With summer here and people starting to prepare for what I hope will be a bumper harvest, you’d think things would get quieter; but you’d be wrong. While we have good news on the PEDv front in that the European Commission (EC) has agreed to review import requirements (and hopefully use our protocols) for live pigs coming into the EU, we’ve not such a good story to tell on Trichinella.
Our meeting on the matter with the Food Standards Agency (FSA), although difficult, was useful and helped us to understand the tricky situation that it finds itself in, but that still doesn’t help our free-range and organic producers. Although we have until October to bed-in the additional testing, it looks as though we’re going to have to do it.
We argued long and hard to try and get some sort of allowance for a risk assessment for individual businesses, and to emphasise the massive business impact this will have on a relatively small percentage of pigs (which would be unlikely to improve the chances of finding Trichinella). However, the fact remains that the EC’s Food and Veterinary Office (FVO) can’t see a difference between free-range and free ranging, and is still convinced that we’re not testing as much as we should be.
It’s hugely frustrating considering the FVO has no plans to look for illegal stall systems across the EU when half the member states are still not compliant! Of course, that isn’t a food safety issue so it’s less interested in that particular problem.

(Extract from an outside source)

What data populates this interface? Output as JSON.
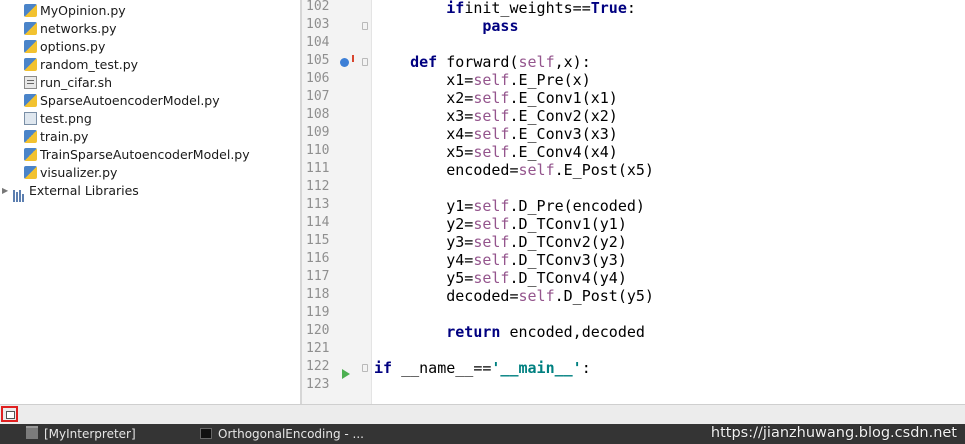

What we need to do now is implore the small and large abattoir associations to work together to provide solutions for these people. Hepatitis E is just about to rear its ugly head again too, so no doubt we’ll be back at the FSA soon.
While I’m in rant mode, I’d also like to express my frustration at Compassion in World Farming (CIWF), which has yet again been sniping at the sidelines rather than coming to talk to the industry and helping us find solutions.
CIWF’s new favourite topics are manipulable materials and tail docking – sadly it appears to have forgotten about sow stalls – and it has prepared a “dossier” for the Government that it says proves that we’re still docking tails illegally and not giving pigs any manipulable materials.
This document presents as evidence pictures taken from farming publications in the UK and on the Continent.
Aside from the fact that CIWF has never been on any of the units pictured (some of which weren’t even in the UK), it also fails to appreciate that none of the pictures show the whole pen and that tail docking isn’t illegal!
So, now I’ve a job of work to do to redress the balance with the powers that be. Meanwhile, Lizzie will be out in Brussels shortly to help provide input on the EC’s guidance for manipulable materials and tail biting by trying to get something other than straw added as a solution!
On the positive side, we’re getting really involved in pushing forward some of the recommendations from the pig disease prevention strategy roundtable, especially on contingency planning, biosecurity and preventing the ingress of new diseases. I know I’m always saying I like action not talking, so it’s good to be a part of this important exercise. We’ll be looking to producers for their thoughts on potential strategies soon, so your help and involvement would be most appreciated!